A police spokesman, Capt. Mark Mura, said Friday that nine officers responded to the scene, four of whom “were actively dealing with the 9-year-old.” One officer was suspended and three others were placed on administrative leave, he said.

Officers responded to a report of “family trouble,” Deputy Police Chief Andre Anderson said Jan. 31. “Officers were made aware that a 9-year-old” girl “indicated that she wanted to kill herself and she wanted to kill her mom” and that she initially tried to run away, Anderson said.

Footage released days after the incident shows authorities handcuffing the girl while she repeatedly screams for her father and refuses to get in the vehicle.

In the video, officers can be heard saying they would pepper-spray her if she continued to resist.

The girl’s mother, Elba Pope, previously told NBC News that she called police during an argument with her spouse. Pope said she would sue the city and the police department.
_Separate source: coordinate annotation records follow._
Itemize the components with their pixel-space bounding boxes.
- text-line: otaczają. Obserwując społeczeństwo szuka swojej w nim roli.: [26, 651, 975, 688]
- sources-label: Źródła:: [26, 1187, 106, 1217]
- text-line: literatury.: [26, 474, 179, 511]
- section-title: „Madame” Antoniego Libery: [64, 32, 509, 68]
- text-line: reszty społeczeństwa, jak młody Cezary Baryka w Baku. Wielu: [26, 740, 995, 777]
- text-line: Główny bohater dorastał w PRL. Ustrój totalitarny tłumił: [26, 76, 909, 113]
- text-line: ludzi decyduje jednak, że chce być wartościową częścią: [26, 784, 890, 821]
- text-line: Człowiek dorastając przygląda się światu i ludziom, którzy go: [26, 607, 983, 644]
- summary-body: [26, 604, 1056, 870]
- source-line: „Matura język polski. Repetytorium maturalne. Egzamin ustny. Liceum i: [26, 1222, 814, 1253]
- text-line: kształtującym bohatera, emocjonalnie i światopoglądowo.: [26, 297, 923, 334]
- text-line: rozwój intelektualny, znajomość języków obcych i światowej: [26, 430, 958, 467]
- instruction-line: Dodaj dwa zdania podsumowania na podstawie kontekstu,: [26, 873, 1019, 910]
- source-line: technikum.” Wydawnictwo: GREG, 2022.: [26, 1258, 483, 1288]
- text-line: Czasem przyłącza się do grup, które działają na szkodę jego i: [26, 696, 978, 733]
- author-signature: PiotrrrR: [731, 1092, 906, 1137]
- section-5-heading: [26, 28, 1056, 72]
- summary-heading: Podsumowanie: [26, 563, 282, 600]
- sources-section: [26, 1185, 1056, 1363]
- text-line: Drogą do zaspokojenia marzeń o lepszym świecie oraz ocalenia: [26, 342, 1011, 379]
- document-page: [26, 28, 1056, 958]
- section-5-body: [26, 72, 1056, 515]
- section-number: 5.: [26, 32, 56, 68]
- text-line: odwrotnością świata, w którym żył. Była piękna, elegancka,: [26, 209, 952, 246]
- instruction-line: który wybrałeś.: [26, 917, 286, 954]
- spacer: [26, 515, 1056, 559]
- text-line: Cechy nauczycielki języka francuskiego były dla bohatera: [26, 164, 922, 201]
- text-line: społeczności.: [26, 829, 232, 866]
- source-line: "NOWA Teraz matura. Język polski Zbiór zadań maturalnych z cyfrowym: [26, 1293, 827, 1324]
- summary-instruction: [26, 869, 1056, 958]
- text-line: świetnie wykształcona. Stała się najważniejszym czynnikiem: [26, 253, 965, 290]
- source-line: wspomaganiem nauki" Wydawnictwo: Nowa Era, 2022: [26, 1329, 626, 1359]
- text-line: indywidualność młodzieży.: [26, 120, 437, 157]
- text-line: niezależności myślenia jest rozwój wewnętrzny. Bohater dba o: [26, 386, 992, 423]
She has filed a notice of claim.

“No one who would treat a 9-year-old child like that should be in law enforcement to help anyone,” she said.

Her lawyer, Donald Thompson, said Friday that Pope had seen the new video, which he described as “disturbing and abhorrent” and that she was traumatized again.

Thompson said: “It causes one to question: What kind of adult feels that their only option in a situation like that is to pepper-spray a 9-year-old child?”

“It’s more of the same,” he said. “It makes all that much more clear that the Rochester Police Department has some significant issues with recruitment, hiring and training of its officers and their ability to appropriately respond to potential mental health situations.”